The Mayor, adults and children, the new rules, and the Mayor

by Mik Bulk – happy to sign any charter you put in front of him

journalistThough Harold’s constitutional carapace has been ribbed by some (see the Daily Mail, 14 September, 1962, page 74, bottom left corner, ‘Silly Town’s Daft Rules’) all agree by 27% that its yearly rule change update manifesto is second to none, and is the only such thing in the country.

But what of it? In my reporter’s cap and pen, I got to the Mayor’s chamber at 11, just as he was sipping on a coffee.

I wanted to know the answers to my questions but he ushered me with his friendly nodding towards his chair that he got out of so I could sit down and enjoy the fine air of this most nice of offices.

When we had finished talking for a while I felt myself relax and so told him, it was then that I felt I could begin speaking.
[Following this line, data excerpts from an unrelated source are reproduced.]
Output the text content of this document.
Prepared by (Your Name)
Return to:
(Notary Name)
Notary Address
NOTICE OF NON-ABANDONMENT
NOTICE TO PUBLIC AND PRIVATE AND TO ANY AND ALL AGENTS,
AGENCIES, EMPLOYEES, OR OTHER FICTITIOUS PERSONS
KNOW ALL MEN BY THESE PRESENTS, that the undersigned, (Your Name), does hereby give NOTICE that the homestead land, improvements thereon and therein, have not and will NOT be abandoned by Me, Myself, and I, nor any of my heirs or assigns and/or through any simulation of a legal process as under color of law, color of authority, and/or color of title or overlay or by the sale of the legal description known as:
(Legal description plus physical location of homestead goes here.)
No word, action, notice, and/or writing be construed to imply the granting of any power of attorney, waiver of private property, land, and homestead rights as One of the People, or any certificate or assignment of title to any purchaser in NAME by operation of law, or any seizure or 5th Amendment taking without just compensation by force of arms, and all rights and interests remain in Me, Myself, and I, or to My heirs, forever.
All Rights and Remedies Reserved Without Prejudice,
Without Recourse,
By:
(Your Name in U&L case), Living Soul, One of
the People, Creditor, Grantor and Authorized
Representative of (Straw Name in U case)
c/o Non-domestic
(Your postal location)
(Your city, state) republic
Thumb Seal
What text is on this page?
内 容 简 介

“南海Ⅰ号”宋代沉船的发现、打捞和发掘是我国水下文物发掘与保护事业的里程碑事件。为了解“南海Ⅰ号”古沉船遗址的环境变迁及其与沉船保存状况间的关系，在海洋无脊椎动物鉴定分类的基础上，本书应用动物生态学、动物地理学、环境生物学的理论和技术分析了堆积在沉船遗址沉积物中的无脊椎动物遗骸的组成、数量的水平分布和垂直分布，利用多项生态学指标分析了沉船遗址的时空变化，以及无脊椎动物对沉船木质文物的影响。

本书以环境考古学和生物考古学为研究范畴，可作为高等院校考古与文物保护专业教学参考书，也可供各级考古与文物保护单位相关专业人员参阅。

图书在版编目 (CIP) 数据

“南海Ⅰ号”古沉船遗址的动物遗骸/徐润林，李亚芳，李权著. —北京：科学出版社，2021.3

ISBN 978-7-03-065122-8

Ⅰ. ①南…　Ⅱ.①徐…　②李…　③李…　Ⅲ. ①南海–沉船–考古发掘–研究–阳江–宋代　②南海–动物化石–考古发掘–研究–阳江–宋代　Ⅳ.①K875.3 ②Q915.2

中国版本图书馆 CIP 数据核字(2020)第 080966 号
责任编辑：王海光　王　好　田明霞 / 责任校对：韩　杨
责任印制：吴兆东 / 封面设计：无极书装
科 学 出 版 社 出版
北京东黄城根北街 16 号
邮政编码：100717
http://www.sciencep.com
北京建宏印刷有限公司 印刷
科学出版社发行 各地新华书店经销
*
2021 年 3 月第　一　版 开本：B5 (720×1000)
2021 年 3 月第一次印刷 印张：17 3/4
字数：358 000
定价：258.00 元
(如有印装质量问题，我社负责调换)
Harold’s youngest ever mayor, Daren Truxton [check this] comes from a long family; his father was the town’s village castor-setter; his mother the city district’s calf lawyer. He then said: “My power is not absolute,” he laughed and me.

But as I was there too, I asked: “What rules will yourself, the Mayor, will you make up yourself this year I asked laughing.”

He laughed, the Mayor, saying: “New rules don’t replace old rules, they add to them he added laughingly.”

This year’s are secret, as they are every year, and no one will know what changes have been made until they happen to someone.

Though the Hamlet’s bloody “heart” ‘liberals’ bark and sniffle in their “blogs” what is good for the “goose” is often doubly good ‘for’ the cat.

Mayor Philton takes another truffle from his packet and we enjoy my questions.

I: “Do you think Harold is a true democracy, I mean in the political sense not another sense,” but I thought maybe I shouldn’t ask him.

Him: “He ignored the question and moved on.”

And all the old nonsense about the 10 journalists who got mysteriously dead in the 29/9 attrocities last year, I think about asking, but when I do it turns out the interview is over and I am half way home.

I pride myself on the trot with a good smile. And I think: In places like Syria none of this could happen. And that’s ‘what’ counts.